With immense joy, we concluded the Synod on the Family on a sunny October day in 2015. There had been intense debates and some controversy between those present in the Hall, commencing with the magnificent working document. Therein, was evidence the Church had understood that the family had changed; that the answers we used to give were no longer needed; because the changes experienced by families in recent decades were so profound that they had even transformed the questions.
We wondered what the Pope would do with all those questions and debates that was shaped into the relatio finalis, and published online by Francis himself immediately after the Assembly was over. We returned to our countries with many ideas, pastoral initiatives and questions, and with the certainty that something important had, and would happened.
On 19 March 2016, Francis offered Amoris laetitia to us. He had not been trapped by the questions raised in the synod, nor by those which could not be addressed. The Pope spoke to us of the joy of love that is experienced in families, like a rejoicing of the Church (cf. Amoris laetitia, n. 1). He showed us the centrality of the bonds between the married couple, parents and children, small and large families, young people and grandparents, and he invited us to experience a new pedagogy of love. To create it, to form it.
As soon as the document came out, a theologian friend of mine told me: “This text is an airplane!”, to express the strength and the possibilities that could be glimpsed within.
When it arrived at these latitudes, many people connected to family ministry did not realize that the central chapters were four and five (on Christian love) and instead focused on the famous chapter 8, which was not even called by its real name (Accompanying, discerning and integrating weakness) but defined “the chapter of divorced people living a new union”. In this sense, the reception was difficult, rather ecclesiastical and sometimes reductionist, and focused on the question: who can take communion, and when?
In Amoris laetitia it is said: “Each country or region, moreover, can seek solutions better suited to its culture and sensitive to its traditions and local needs” (n. 3). The bishops of the Buenos Aires region had drawn up a document with basic criteria for the application of Chapter 8. This document was ratified by Pope Francis as a valid implementation of the exhortation
(w2.vatican.va/content/francesco/es/letters/2016/documents/papa-francesco_20160905_regione-pastorale-buenos-aires.html).
The theoretical debates on Chapter 8 have continued in pastoral and theological circles, but in practice the pastoral activities of communities has not changed much. This is because the statements contained in Amoris laetitia on the reception of the sacraments were something that, in fact, was already being experienced in many Catholic communities in Argentina, especially in working-class neighborhoods. Most of the “holy faithful people of God”, as Bergoglio likes to say, found in Amoris laetitia what they already perceived and experienced, but hearing it from the Pope was very encouraging.
It must be said - for the sake of justice - that many couples have begun a journey of discernment in their sacramental situation which has led them, each in their own way, to greater closeness to the ecclesial community. There have also been attempts to renew family pastoral ministry in general and premarital ministry in particular, albeit with little impact on the communities.
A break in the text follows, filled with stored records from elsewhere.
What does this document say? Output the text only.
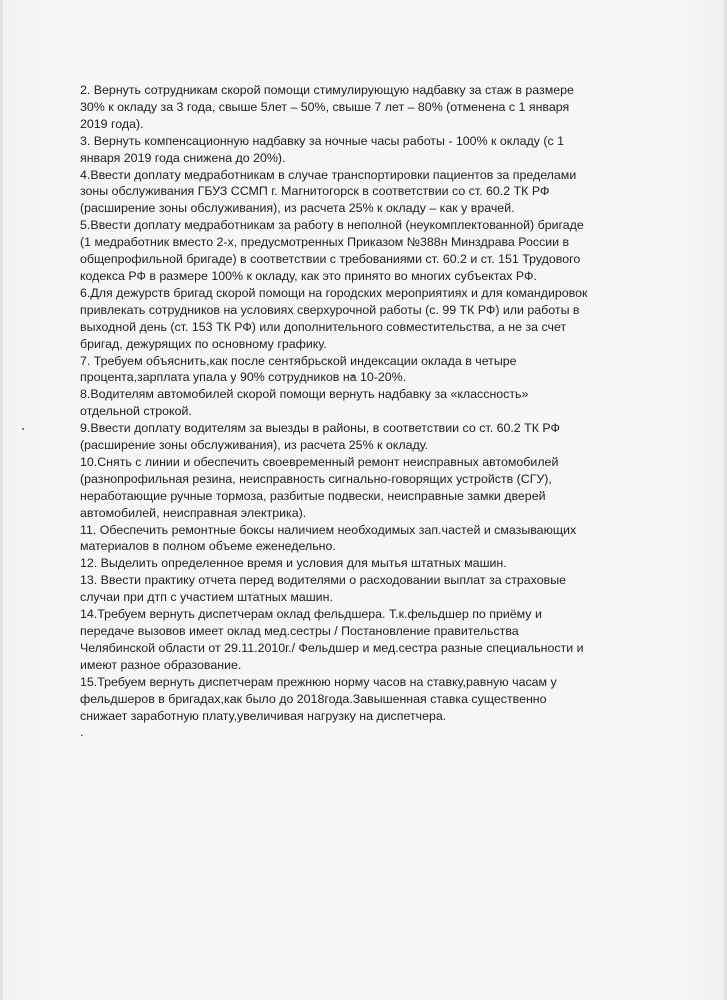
2. Вернуть сотрудникам скорой помощи стимулирующую надбавку за стаж в размере
30% к окладу за 3 года, свыше 5лет – 50%, свыше 7 лет – 80% (отменена с 1 января
2019 года).
3. Вернуть компенсационную надбавку за ночные часы работы - 100% к окладу (с 1
января 2019 года снижена до 20%).
4.Ввести доплату медработникам в случае транспортировки пациентов за пределами
зоны обслуживания ГБУЗ ССМП г. Магнитогорск в соответствии со ст. 60.2 ТК РФ
(расширение зоны обслуживания), из расчета 25% к окладу – как у врачей.
5.Ввести доплату медработникам за работу в неполной (неукомплектованной) бригаде
(1 медработник вместо 2-х, предусмотренных Приказом №388н Минздрава России в
общепрофильной бригаде) в соответствии с требованиями ст. 60.2 и ст. 151 Трудового
кодекса РФ в размере 100% к окладу, как это принято во многих субъектах РФ.
6.Для дежурств бригад скорой помощи на городских мероприятиях и для командировок
привлекать сотрудников на условиях сверхурочной работы (с. 99 ТК РФ) или работы в
выходной день (ст. 153 ТК РФ) или дополнительного совместительства, а не за счет
бригад, дежурящих по основному графику.
7. Требуем объяснить,как после сентябрьской индексации оклада в четыре
процента,зарплата упала у 90% сотрудников на 10-20%.
8.Водителям автомобилей скорой помощи вернуть надбавку за «классность»
отдельной строкой.
9.Ввести доплату водителям за выезды в районы, в соответствии со ст. 60.2 ТК РФ
(расширение зоны обслуживания), из расчета 25% к окладу.
10.Снять с линии и обеспечить своевременный ремонт неисправных автомобилей
(разнопрофильная резина, неисправность сигнально-говорящих устройств (СГУ),
неработающие ручные тормоза, разбитые подвески, неисправные замки дверей
автомобилей, неисправная электрика).
11. Обеспечить ремонтные боксы наличием необходимых зап.частей и смазывающих
материалов в полном объеме еженедельно.
12. Выделить определенное время и условия для мытья штатных машин.
13. Ввести практику отчета перед водителями о расходовании выплат за страховые
случаи при дтп с участием штатных машин.
14.Требуем вернуть диспетчерам оклад фельдшера. Т.к.фельдшер по приёму и
передаче вызовов имеет оклад мед.сестры / Постановление правительства
Челябинской области от 29.11.2010г./ Фельдшер и мед.сестра разные специальности и
имеют разное образование.
15.Требуем вернуть диспетчерам прежнюю норму часов на ставку,равную часам у
фельдшеров в бригадах,как было до 2018года.Завышенная ставка существенно
снижает заработную плату,увеличивая нагрузку на диспетчера.
.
It is regrettable that there has been too much focus on the debate of sacramental reception, without understanding the essence of the exhortation and the whole of Francis’ pontificate, which is summarized in the following paragraph: “We are called to show mercy because mercy was first shown to us”, since “mercy is the very foundation of the Church’s life. All of her pastoral activity should be caught up in the tenderness which she shows to believers; nothing in her preaching and her witness to the world can be lacking in mercy” (n. 310).
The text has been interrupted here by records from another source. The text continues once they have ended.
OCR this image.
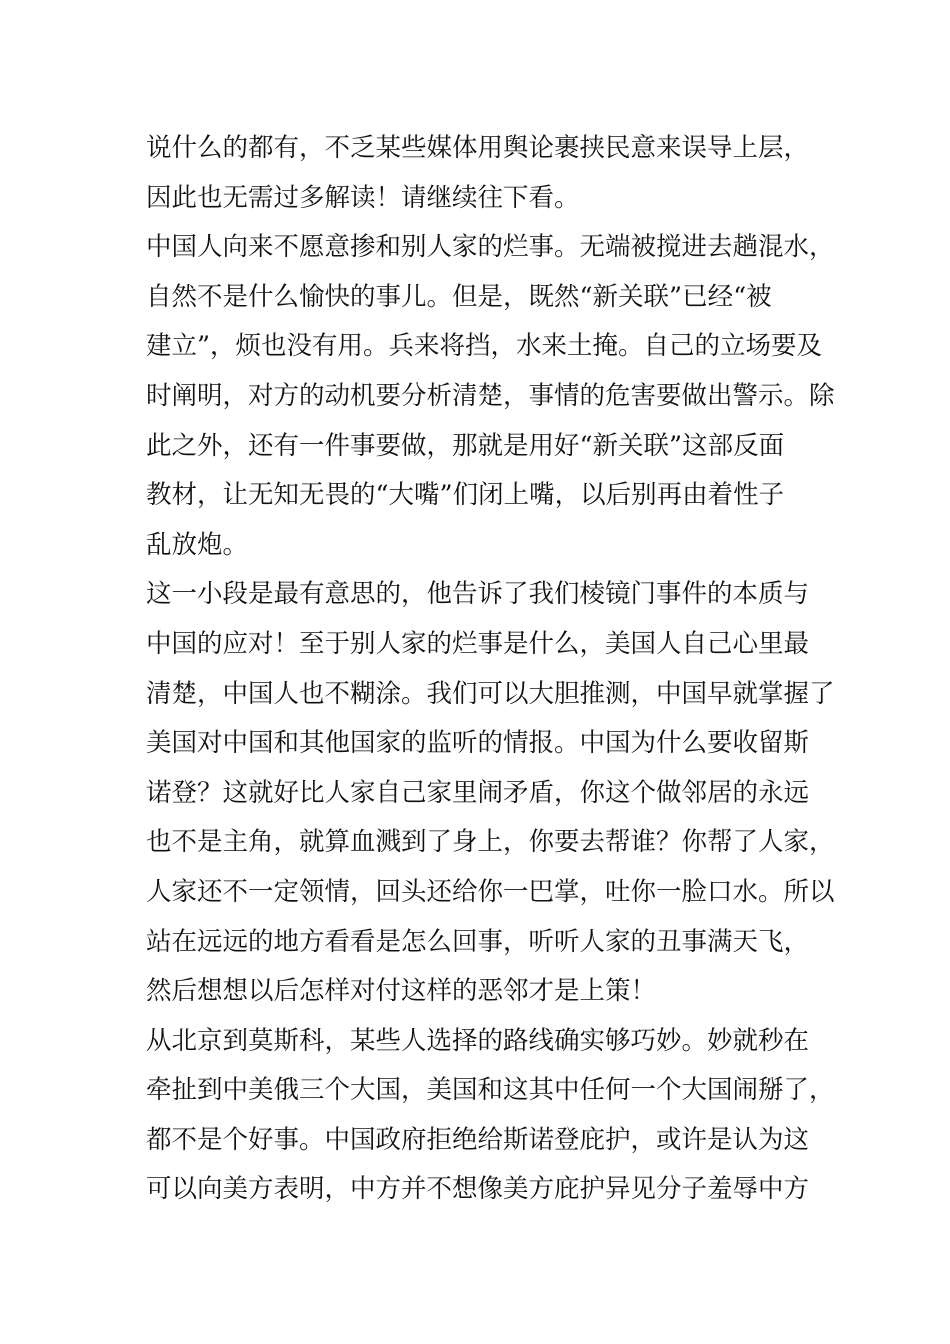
说什么的都有，不乏某些媒体用舆论裹挟民意来误导上层，
因此也无需过多解读！请继续往下看。
中国人向来不愿意掺和别人家的烂事。无端被搅进去趟混水，
自然不是什么愉快的事儿。但是，既然“新关联”已经“被
建立”，烦也没有用。兵来将挡，水来土掩。自己的立场要及
时阐明，对方的动机要分析清楚，事情的危害要做出警示。除
此之外，还有一件事要做，那就是用好“新关联”这部反面
教材，让无知无畏的“大嘴”们闭上嘴，以后别再由着性子
乱放炮。
这一小段是最有意思的，他告诉了我们棱镜门事件的本质与
中国的应对！至于别人家的烂事是什么，美国人自己心里最
清楚，中国人也不糊涂。我们可以大胆推测，中国早就掌握了
美国对中国和其他国家的监听的情报。中国为什么要收留斯
诺登？这就好比人家自己家里闹矛盾，你这个做邻居的永远
也不是主角，就算血溅到了身上，你要去帮谁？你帮了人家，
人家还不一定领情，回头还给你一巴掌，吐你一脸口水。所以
站在远远的地方看看是怎么回事，听听人家的丑事满天飞，
然后想想以后怎样对付这样的恶邻才是上策！
从北京到莫斯科，某些人选择的路线确实够巧妙。妙就秒在
牵扯到中美俄三个大国，美国和这其中任何一个大国闹掰了，
都不是个好事。中国政府拒绝给斯诺登庇护，或许是认为这
可以向美方表明，中方并不想像美方庇护异见分子羞辱中方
Francis’ reform, which has mercy in its heart, has so far not been fully incorporated into this document on the family, which contains a great wealth that has not yet been sufficiently discovered or developed. For the moment, taking up the expression coined by my friend, it is a plane still taking off.
In concrete terms, in this area we can list some themes that have not been developed: the place of women in society, in the family, the question of gender, the violence of which they are victims, masculinism (cf. no. 49, 54-55, 154-156, 197) and others. These themes have had little pastoral, theological and social reverberations.
However, the beauty of the texts is that they are always there, waiting for an opportunity to be discovered. We hope that this “plane” will conclude its take-off, for the happiness of so many people and so many families.
by Marcela Mazzini
Theologian, Professor at the Pontifical Catholic University of Argentina - Faculty of Theology and Director of the Diploma in Educational Skills for Interior Life University of San Isidro Dr. Plácido Marín of Buenos Aires. She participated as an auditor at the Synod on the Family of 2015.